Submitted via IRC for SoyCow5743
Ed Foudil, a web developer and security researcher, has submitted a draft to the IETF — Internet Engineering Task Force — seeking the standardization of security.txt, a file that webmasters can host on their domain root and describe the site's security policies.
The file is akin to robots.txt, a standard used by websites to communicate and define policies for web and search engine crawlers.
The distinction between security.txt and robots.txt is that security.txt will be used to communicate a company's security practices only, and is likely to be read by humans, rather than automated scanners.
For example, if a security researcher finds a security vulnerability on a website, he can access the site's security.txt file for information on how to contact the company and securely report the issue.
[...] This is when Foudil put together a first version of the security.txt specification that he later published on GitHub. Early feedback from the IT security industry convinced the researcher to go on.

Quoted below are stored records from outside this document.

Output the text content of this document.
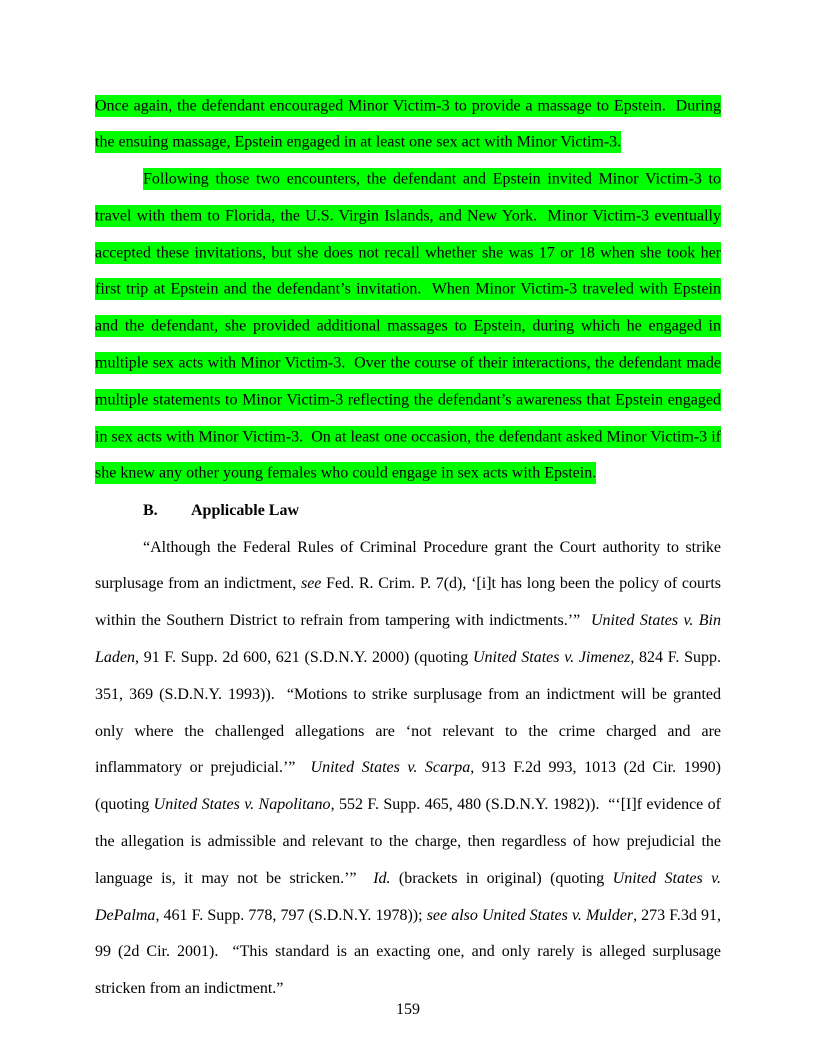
Once again, the defendant encouraged Minor Victim-3 to provide a massage to Epstein.  During the ensuing massage, Epstein engaged in at least one sex act with Minor Victim-3.

Following those two encounters, the defendant and Epstein invited Minor Victim-3 to travel with them to Florida, the U.S. Virgin Islands, and New York.  Minor Victim-3 eventually accepted these invitations, but she does not recall whether she was 17 or 18 when she took her first trip at Epstein and the defendant’s invitation.  When Minor Victim-3 traveled with Epstein and the defendant, she provided additional massages to Epstein, during which he engaged in multiple sex acts with Minor Victim-3.  Over the course of their interactions, the defendant made multiple statements to Minor Victim-3 reflecting the defendant’s awareness that Epstein engaged in sex acts with Minor Victim-3.  On at least one occasion, the defendant asked Minor Victim-3 if she knew any other young females who could engage in sex acts with Epstein.

B. Applicable Law

“Although the Federal Rules of Criminal Procedure grant the Court authority to strike surplusage from an indictment, see Fed. R. Crim. P. 7(d), ‘[i]t has long been the policy of courts within the Southern District to refrain from tampering with indictments.’”  United States v. Bin Laden, 91 F. Supp. 2d 600, 621 (S.D.N.Y. 2000) (quoting United States v. Jimenez, 824 F. Supp. 351, 369 (S.D.N.Y. 1993)).  “Motions to strike surplusage from an indictment will be granted only where the challenged allegations are ‘not relevant to the crime charged and are inflammatory or prejudicial.’”  United States v. Scarpa, 913 F.2d 993, 1013 (2d Cir. 1990) (quoting United States v. Napolitano, 552 F. Supp. 465, 480 (S.D.N.Y. 1982)).  “‘[I]f evidence of the allegation is admissible and relevant to the charge, then regardless of how prejudicial the language is, it may not be stricken.’”  Id. (brackets in original) (quoting United States v. DePalma, 461 F. Supp. 778, 797 (S.D.N.Y. 1978)); see also United States v. Mulder, 273 F.3d 91, 99 (2d Cir. 2001).  “This standard is an exacting one, and only rarely is alleged surplusage stricken from an indictment.”

159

"When x0rz [well-known security researcher] tweeted about my proposal I realized that this was something people really wanted and that it was time to start writing up an RFC draft," Foudil said.
[...] Right now, security.txt is at the status of Internet Draft, which is the first IETF regulatory step in a three-stage process that also includes RFC (Request For Comment) and official Internet Standards.
"Once security.txt becomes an RFC the focus will shift to spreading the word and encouraging companies to setup a security.txt file," Foudil told Bleeping Computer.
"Several bug bounty platforms have already offered to help out with this step and hopefully if some of the big companies have a security.txt this will set a good example that could convince others to follow suit."
Source: https://www.bleepingcomputer.com/news/security/security-txt-standard-proposed-similar-to-robots-txt/
(Score: 2) by bradley13 on Thursday September 21 2017, @10:38AM (1 child)
This. I would have thought the technical contact on the domain registration should be the point of contact. For companies that are dumb enough to hide this, or put something useless there, that's their problem.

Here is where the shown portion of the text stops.